By Harland Dahl
According to data collected from annual reports on rainfall in southeast Africa, mean summer rainfall has been steadily declining in the region over the past 200 years. It is suspected that this drying trend has been significantly influenced by climate change. Indeed, most climate models predict a reduction in rainfall over southern Africa in the next century, although there is less agreement amongst models for the northern parts of the continent. Today, we see strong year-to-year variability superimposed on these trends as African countries face both severe droughts and flooding.
Many African nations faced severe droughts this past summer, including Tanzania, Kenya, Ethiopia, and Somalia. Strong El Niño conditions are expected to bring some relief to these countries over the next few months, as El Niño is typically associated with enhanced rain over east-central Africa. Although heavy rains are expected to be beneficial in these areas, storms also have the potential to cause dangerous flooding, particularly in the Horn of Africa.
South Africa, by contrast, is typically drier than usual during El Niño. If this region receives less rain than usual, this would compound existing dryness: the 2014/2015 season was the third-driest South Africa had seen in eighty years. In recent weeks, South Africa has faced several heat waves, some affecting the country’s maize belt. In response to water shortages, the South African government has imposed water restrictions in certain cities, and urged livestock farmers to limit their herd sizes to preserve water supplies.
According to David Nash, University of Brighton College of Life, Health and Physical Sciences professor, this year’s El Niño weather pattern could bring risks of serious droughts in southern Africa. In an interview with The Argus newspaper, Nash explained, “The timing of droughts shows a strong relationship with El Niño events, particularly during the latter half of the 19th century. Drought events were particularly severe during the rainy season immediately following an El Niño event.”

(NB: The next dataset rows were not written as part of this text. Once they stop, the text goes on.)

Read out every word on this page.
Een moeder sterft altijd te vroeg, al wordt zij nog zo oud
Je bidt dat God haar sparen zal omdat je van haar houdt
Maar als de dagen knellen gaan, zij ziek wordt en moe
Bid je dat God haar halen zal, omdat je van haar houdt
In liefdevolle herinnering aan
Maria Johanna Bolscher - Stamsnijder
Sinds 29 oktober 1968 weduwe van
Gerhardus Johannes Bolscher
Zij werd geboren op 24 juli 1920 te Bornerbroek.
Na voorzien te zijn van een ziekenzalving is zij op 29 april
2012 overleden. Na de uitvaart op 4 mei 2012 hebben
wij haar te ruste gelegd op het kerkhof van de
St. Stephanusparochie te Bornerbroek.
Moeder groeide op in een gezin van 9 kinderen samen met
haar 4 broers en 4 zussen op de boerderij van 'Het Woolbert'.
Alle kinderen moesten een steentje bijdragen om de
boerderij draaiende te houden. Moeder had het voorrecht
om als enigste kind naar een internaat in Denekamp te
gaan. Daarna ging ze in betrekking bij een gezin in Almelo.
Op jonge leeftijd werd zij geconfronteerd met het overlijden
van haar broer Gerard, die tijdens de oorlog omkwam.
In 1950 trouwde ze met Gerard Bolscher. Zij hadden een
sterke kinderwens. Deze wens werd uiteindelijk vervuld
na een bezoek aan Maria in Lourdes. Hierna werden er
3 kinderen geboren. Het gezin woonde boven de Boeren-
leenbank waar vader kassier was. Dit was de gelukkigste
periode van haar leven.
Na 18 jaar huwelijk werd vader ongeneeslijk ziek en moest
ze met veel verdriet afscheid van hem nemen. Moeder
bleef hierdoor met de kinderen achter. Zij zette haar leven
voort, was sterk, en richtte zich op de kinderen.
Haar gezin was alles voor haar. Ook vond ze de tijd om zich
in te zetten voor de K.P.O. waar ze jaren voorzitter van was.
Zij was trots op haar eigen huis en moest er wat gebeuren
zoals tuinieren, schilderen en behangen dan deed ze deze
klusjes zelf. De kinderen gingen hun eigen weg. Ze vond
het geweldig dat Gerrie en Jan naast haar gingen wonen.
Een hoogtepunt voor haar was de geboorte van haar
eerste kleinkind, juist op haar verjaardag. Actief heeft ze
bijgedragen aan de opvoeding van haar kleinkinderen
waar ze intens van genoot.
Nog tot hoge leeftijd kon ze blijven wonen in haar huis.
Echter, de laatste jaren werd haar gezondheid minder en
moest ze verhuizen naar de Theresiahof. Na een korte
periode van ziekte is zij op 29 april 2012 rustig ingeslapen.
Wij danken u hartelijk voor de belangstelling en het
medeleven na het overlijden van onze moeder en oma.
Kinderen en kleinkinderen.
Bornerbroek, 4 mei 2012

Droughts like these could be extremely threatening to food security in many areas of southern Africa, where 29 million people are food insecure and low levels of rainfall could lead to the death of livestock and reduced grain and cereal yields. In the past, weather crises like these have led to significant increases in staple food prices across African countries. In 2011, for example, staple prices were 68% higher than the region’s five-year average as a result of drought conditions. According to the United Nations, the countries most affected by staple price inflation often include Somalia, Ethiopia, and Kenya.
Southern Africa is particularly susceptible to the effects of climate change. According to recent climate models and research, it is possible that temperatures in southern Africa will increase one and a half times more quickly than the global average temperature increase in coming years.
In response to these threats, the World Bank has invested $US16 billion in a plan to help African countries prepare for and respond to climate change and its effects. This plan aims to help African countries “highly vulnerable to climate shocks” prepare for changes in weather patterns that could affect anything from health to infrastructure to crop production. It also includes efforts to boost clean energy production and increase access to electricity.